Yesterday evening in Nagpur, at the Khasdar Sanskrutik Mahotsav, I witnessed something that felt far beyond art. Under an open winter sky, surrounded by warmth, anticipation, and a deep cultural pulse, Hamare Ram unfolded not as a play but as an experience. There are moments when culture doesn’t just speak — it breathes through us. Last night was one of those moments.
For many days, I had been quietly following this particular production. The story, the scale, the creative discipline behind it — there was something compelling about it. So when an invitation arrived, I didn’t have to think twice. It wasn’t only out of admiration for the Ramayana or devotion to Ram. It was a yearning to understand — to feel the story through live expression, to absorb its layers rather than revisit it through the familiar lens. I wanted to witness, not just watch.

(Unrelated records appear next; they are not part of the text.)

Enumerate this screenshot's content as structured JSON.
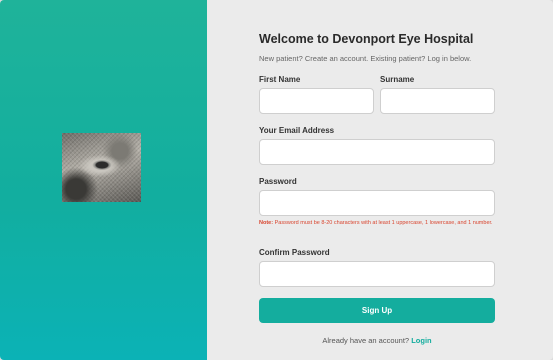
{
  "form": {
    "title": "Welcome to Devonport Eye Hospital",
    "subtitle": "New patient? Create an account. Existing patient? Log in below.",
    "first_name_label": "First Name",
    "first_name_value": "",
    "surname_label": "Surname",
    "surname_value": "",
    "email_label": "Your Email Address",
    "email_value": "",
    "password_label": "Password",
    "password_value": "",
    "note_prefix": "Note:",
    "note_text": " Password must be 8-20 characters with at least 1 uppercase, 1 lowercase, and 1 number.",
    "confirm_password_label": "Confirm Password",
    "confirm_password_value": "",
    "signup_label": "Sign Up",
    "footer_text": "Already have an account?",
    "login_link": "Login"
  },
  "colors": {
    "accent": "#14ad9e",
    "note": "#d9452f",
    "panel_gradient_top": "#1fb39a",
    "panel_gradient_bottom": "#0bb2b6"
  }
}
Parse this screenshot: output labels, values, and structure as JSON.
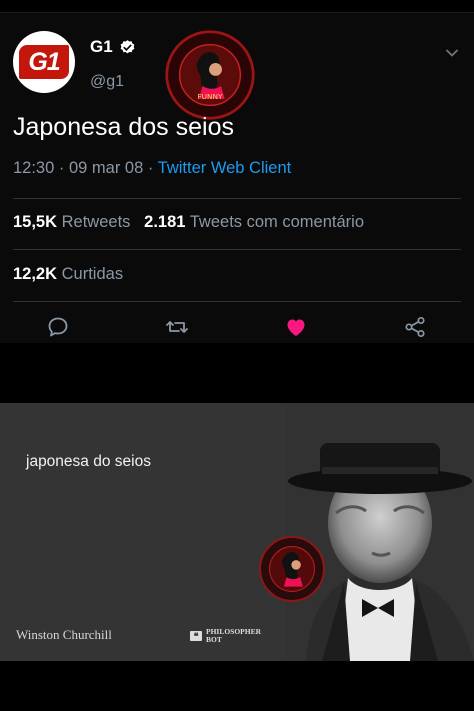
{
  "tweet": {
    "avatar_logo_text": "G1",
    "display_name": "G1",
    "handle": "@g1",
    "text": "Japonesa dos seios",
    "time": "12:30",
    "date": "09 mar 08",
    "client": "Twitter Web Client",
    "stats": {
      "retweets_count": "15,5K",
      "retweets_label": "Retweets",
      "quote_count": "2.181",
      "quote_label": "Tweets com comentário",
      "likes_count": "12,2K",
      "likes_label": "Curtidas"
    },
    "colors": {
      "like": "#f91880",
      "link": "#1d9bf0",
      "verified": "#ffffff"
    },
    "icons": [
      "reply-icon",
      "retweet-icon",
      "like-icon",
      "share-icon",
      "chevron-down-icon",
      "verified-badge-icon"
    ]
  },
  "watermark": {
    "text": "PODRÃO · NÃO · SENADO · CONGRESSO · AO · CABEÇA · FUNNY",
    "center_text": "FUNNY"
  },
  "meme": {
    "quote": "japonesa do seios",
    "author": "Winston Churchill",
    "brand_line1": "PHILOSOPHER",
    "brand_line2": "BOT",
    "brand_icon": "❝"
  }
}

To experience the difference between knowing our epics and actually sitting amidst their emotion, intensity, and introspection.
And I am grateful that I went.
The setting itself was a sight to hold —
the stage glowing in golden light, classical notes floating into the air, and
an audience that wasn’t there for entertainment alone. They were there to
connect. To absorb. To belong. Children, elders, youth, and families— a mix
that reminded me why tradition survives: because it lives through people, not
pages.
As the story began, every character stepped into their space with sincerity. Each artist delivered with discipline, devotion, and respect for the legacy of the tale. The story flowed, not rushed but not still either — paced with sensitivity and strength. Yet, even in that vast canvas, there are moments when one presence demands to be felt differently.

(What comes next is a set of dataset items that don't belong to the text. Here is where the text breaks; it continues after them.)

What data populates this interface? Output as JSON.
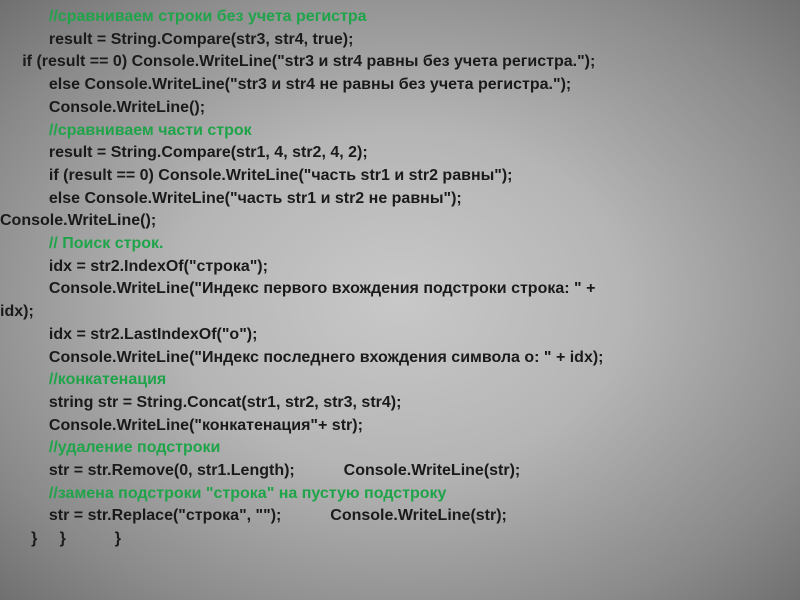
{
  "lines": [
    {
      "indent": "           ",
      "type": "cmt",
      "text": "//сравниваем строки без учета регистра"
    },
    {
      "indent": "           ",
      "type": "code",
      "text": "result = String.Compare(str3, str4, true);"
    },
    {
      "indent": "     ",
      "type": "code",
      "text": "if (result == 0) Console.WriteLine(\"str3 и str4 равны без учета регистра.\");"
    },
    {
      "indent": "           ",
      "type": "code",
      "text": "else Console.WriteLine(\"str3 и str4 не равны без учета регистра.\");"
    },
    {
      "indent": "           ",
      "type": "code",
      "text": "Console.WriteLine();"
    },
    {
      "indent": "           ",
      "type": "cmt",
      "text": "//сравниваем части строк"
    },
    {
      "indent": "           ",
      "type": "code",
      "text": "result = String.Compare(str1, 4, str2, 4, 2);"
    },
    {
      "indent": "           ",
      "type": "code",
      "text": "if (result == 0) Console.WriteLine(\"часть str1 и str2 равны\");"
    },
    {
      "indent": "           ",
      "type": "code",
      "text": "else Console.WriteLine(\"часть str1 и str2 не равны\");            "
    },
    {
      "indent": "",
      "type": "code",
      "text": "Console.WriteLine();"
    },
    {
      "indent": "           ",
      "type": "cmt",
      "text": "// Поиск строк."
    },
    {
      "indent": "           ",
      "type": "code",
      "text": "idx = str2.IndexOf(\"строка\");"
    },
    {
      "indent": "           ",
      "type": "code",
      "text": "Console.WriteLine(\"Индекс первого вхождения подстроки строка: \" + "
    },
    {
      "indent": "",
      "type": "code",
      "text": "idx);"
    },
    {
      "indent": "           ",
      "type": "code",
      "text": "idx = str2.LastIndexOf(\"o\");"
    },
    {
      "indent": "           ",
      "type": "code",
      "text": "Console.WriteLine(\"Индекс последнего вхождения символа о: \" + idx);"
    },
    {
      "indent": "           ",
      "type": "cmt",
      "text": "//конкатенация"
    },
    {
      "indent": "           ",
      "type": "code",
      "text": "string str = String.Concat(str1, str2, str3, str4);"
    },
    {
      "indent": "           ",
      "type": "code",
      "text": "Console.WriteLine(\"конкатенация\"+ str);"
    },
    {
      "indent": "           ",
      "type": "cmt",
      "text": "//удаление подстроки"
    },
    {
      "indent": "           ",
      "type": "code",
      "text": "str = str.Remove(0, str1.Length);           Console.WriteLine(str);"
    },
    {
      "indent": "           ",
      "type": "cmt",
      "text": "//замена подстроки \"строка\" на пустую подстроку"
    },
    {
      "indent": "           ",
      "type": "code",
      "text": "str = str.Replace(\"строка\", \"\");           Console.WriteLine(str);"
    },
    {
      "indent": "       ",
      "type": "code",
      "text": "}     }           }"
    }
  ]
}
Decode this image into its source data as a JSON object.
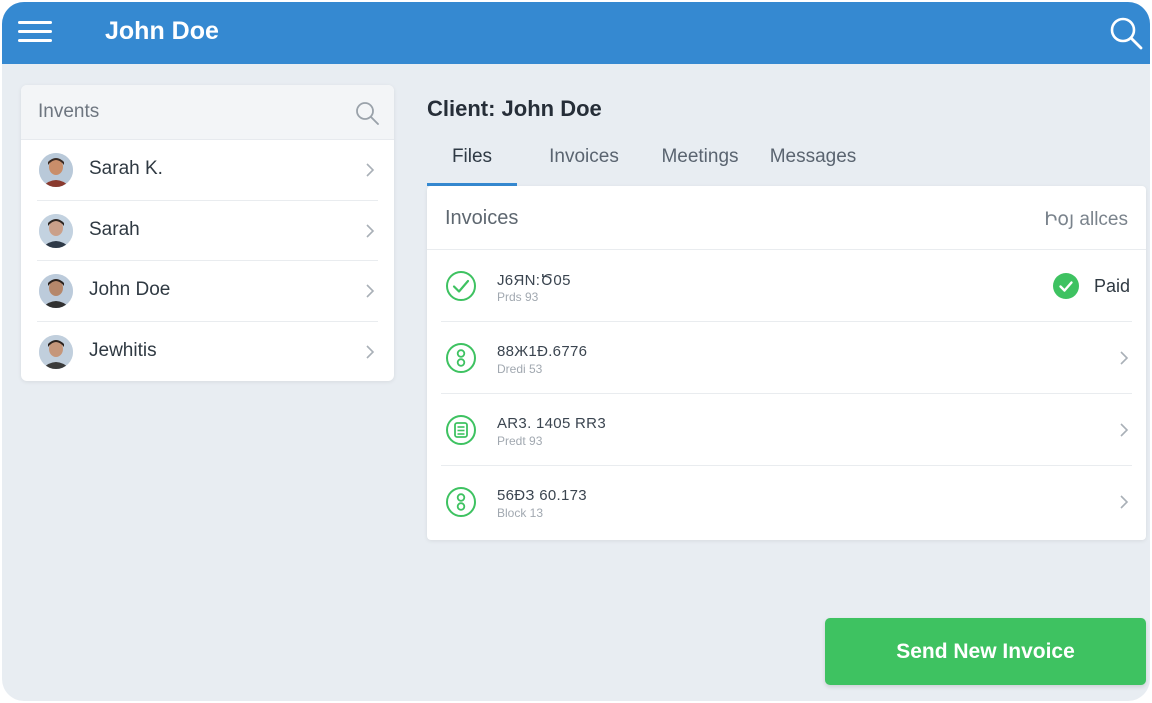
{
  "header": {
    "title": "John Doe",
    "menu_icon": "hamburger-menu-icon",
    "search_icon": "search-icon",
    "color": "#3589d1"
  },
  "clients": {
    "search_placeholder": "Invents",
    "items": [
      {
        "name": "Sarah K."
      },
      {
        "name": "Sarah"
      },
      {
        "name": "John Doe"
      },
      {
        "name": "Jewhitis"
      }
    ]
  },
  "main": {
    "heading": "Client: John Doe",
    "tabs": [
      {
        "label": "Files",
        "active": true
      },
      {
        "label": "Invoices",
        "active": false
      },
      {
        "label": "Meetings",
        "active": false
      },
      {
        "label": "Messages",
        "active": false
      }
    ],
    "invoice_card": {
      "title": "Invoices",
      "meta": "Իօյ allces",
      "rows": [
        {
          "number": "J6ЯN:Ծ05",
          "sub": "Prds 93",
          "icon": "check-circle-icon",
          "status": "Paid"
        },
        {
          "number": "88Ж1Ð.6776",
          "sub": "Dredi 53",
          "icon": "invoice-circle-icon",
          "status": ""
        },
        {
          "number": "AR3. 1405 RR3",
          "sub": "Predt 93",
          "icon": "document-list-icon",
          "status": ""
        },
        {
          "number": "56ÐЗ 60.173",
          "sub": "Block 13",
          "icon": "invoice-circle-icon",
          "status": ""
        }
      ]
    },
    "send_button_label": "Send New Invoice"
  },
  "colors": {
    "accent": "#3589d1",
    "success": "#3ec261",
    "background": "#e8edf2"
  }
}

For me, that presence was Ravana.
Truthfully, he was the reason I went.
Ravana is not a character one easily forgets or casually understands. He is
complex, layered, intellectual, powerful, disciplined, and yet deeply flawed.

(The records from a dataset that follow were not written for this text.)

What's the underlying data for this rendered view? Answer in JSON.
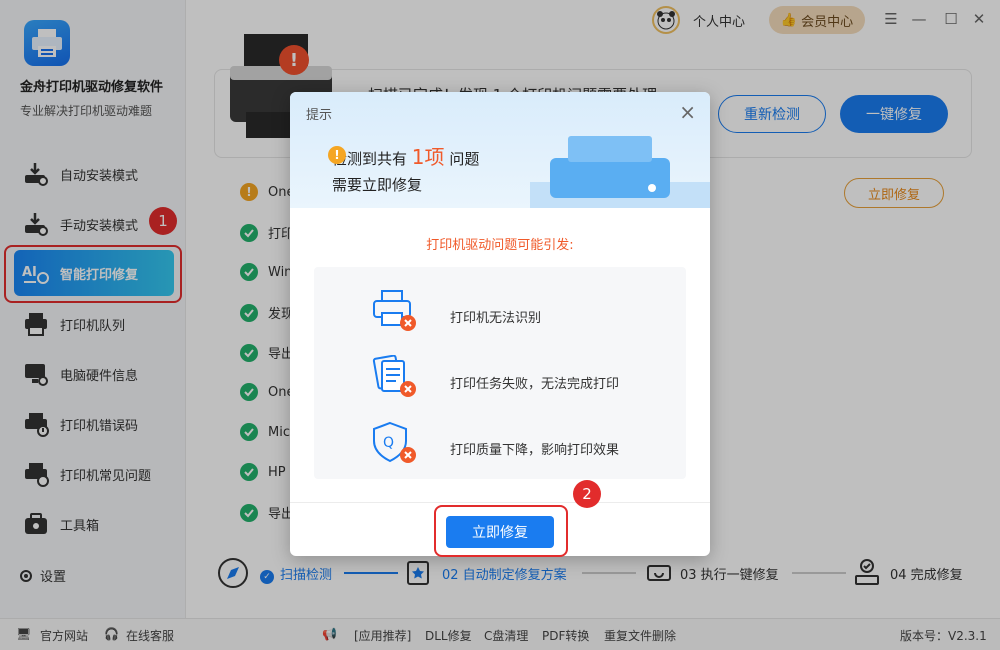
{
  "app": {
    "name": "金舟打印机驱动修复软件",
    "subtitle": "专业解决打印机驱动难题",
    "version": "版本号：V2.3.1"
  },
  "topbar": {
    "user_label": "个人中心",
    "vip_label": "会员中心"
  },
  "sidebar": {
    "items": [
      {
        "label": "自动安装模式",
        "icon": "download-gear-icon"
      },
      {
        "label": "手动安装模式",
        "icon": "download-hand-icon"
      },
      {
        "label": "智能打印修复",
        "icon": "ai-repair-icon",
        "active": true
      },
      {
        "label": "打印机队列",
        "icon": "printer-queue-icon"
      },
      {
        "label": "电脑硬件信息",
        "icon": "monitor-icon"
      },
      {
        "label": "打印机错误码",
        "icon": "error-code-icon"
      },
      {
        "label": "打印机常见问题",
        "icon": "faq-icon"
      },
      {
        "label": "工具箱",
        "icon": "toolbox-icon"
      }
    ],
    "settings_label": "设置"
  },
  "badges": {
    "one": "1",
    "two": "2"
  },
  "main": {
    "scan_text": "扫描已完成！发现 1 个打印机问题需要处理",
    "recheck_label": "重新检测",
    "onekey_label": "一键修复",
    "fix_now_label": "立即修复",
    "items": [
      {
        "label": "One",
        "status": "warn"
      },
      {
        "label": "打印",
        "status": "ok"
      },
      {
        "label": "Win",
        "status": "ok"
      },
      {
        "label": "发现",
        "status": "ok"
      },
      {
        "label": "导出",
        "status": "ok"
      },
      {
        "label": "One",
        "status": "ok"
      },
      {
        "label": "Mic",
        "status": "ok"
      },
      {
        "label": "HP",
        "status": "ok"
      },
      {
        "label": "导出",
        "status": "ok"
      }
    ]
  },
  "steps": [
    {
      "label": "扫描检测",
      "state": "done"
    },
    {
      "label": "02 自动制定修复方案",
      "state": "current"
    },
    {
      "label": "03 执行一键修复",
      "state": "pending"
    },
    {
      "label": "04 完成修复",
      "state": "pending"
    }
  ],
  "footer": {
    "website": "官方网站",
    "service": "在线客服",
    "recommend": "[应用推荐]",
    "links": [
      "DLL修复",
      "C盘清理",
      "PDF转换",
      "重复文件删除"
    ]
  },
  "modal": {
    "title": "提示",
    "msg_prefix": "检测到共有",
    "msg_count": "1项",
    "msg_suffix": "问题",
    "msg_line2": "需要立即修复",
    "subtitle": "打印机驱动问题可能引发:",
    "issues": [
      "打印机无法识别",
      "打印任务失败，无法完成打印",
      "打印质量下降，影响打印效果"
    ],
    "fix_label": "立即修复"
  },
  "colors": {
    "primary": "#1a7cf0",
    "accent_red": "#e22c2c",
    "warn_orange": "#f5a623",
    "ok_green": "#23b26d"
  }
}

Admired by some, misunderstood by many, debated across eras — he is not a
simple villain nor an easy symbol. And to portray him is not about volume or
aggression — it is about presence, restraint, depth, and dignity.
Then came Ashutosh Rana.
He did not enter the stage — he arrived.
Not as an actor, not as a performer seeking applause, but as a personality
stepping into truth. It was not Ravana being shown; it was Ravana being lived.
His silence carried power. His words carried fire. His posture spoke of
discipline; his gaze reflected intellect. There was no forced arrogance — there
was earned authority. There was no theatrical drama — there was emotional
discipline.
Rana did not show Ravana’s ego; he
revealed the brilliance that ego corrupted.
He did not show defeat; he revealed the dignity inside realization.
This was not performance.
This
was presence.
As scenes progressed, one could feel the
emotional currents shift within the audience. People were not merely observing;
they were introspecting. For a moment, Ravana was not distant mythology — he
was a reminder of human complexity. His fall felt less like punishment and more
like consequence, more like a lesson in balance rather than a verdict on
morality.
The most powerful moment, for me, arrived
with Ravana’s final words to Lakshmana. A dying king, stripped of illusion,
offering wisdom instead of resentment — what a profound moment of truth. The
audience fell silent. Not because silence was demanded, but because wisdom
arrived. That dialogue did not just belong to an epic — it belonged to life. To
humility. To understanding that knowledge is not a possession but a journey.
In that brief silence, we were not just
viewers; we were students.
Students of discipline, ego, pride, humility, and realization.
Walking out of the venue, I carried
something precious — a sense of gratitude. Gratitude for art that does not
reduce our heritage to spectacle, but elevates it to introspection. Gratitude
for theatre that challenges us to feel deeply instead of watching passively.
Gratitude for artists like Ashutosh Rana, who remind us that when sincerity and
discipline meet art, the result is not entertainment — it is awakening.
And as the night settled, one thought
stayed close — our
epics are not merely stories. They are reflections of human nature,
of choices and consequences, strengths and vulnerabilities, clarity and
confusion. Ram stands for dharma. Ravana stands for intellect pushed beyond
humility. Both are lessons — and together they complete the human journey.
Not to glorify him — but to understand
him, to Understand Ram Better.
Not
to shift the narrative — but to expand the learning.
Not
to indulge in drama — but to soak in knowledge.
Because sometimes, to truly understand
Ram, one must also understand the one who stood against him. In that contrast,
the story gains fullness. In that duality, wisdom finds depth. In seeing both,
we don’t pick sides — we rise above them.
Hamare
Ram — yes.
But
one day, perhaps, also
Hamare
Ram through Ravana — to understand, to learn, to reflect.
For culture matures when we stop only
worshipping stories and start learning from them.
And last night, through Ravana’s awakening, a part of us awakened too.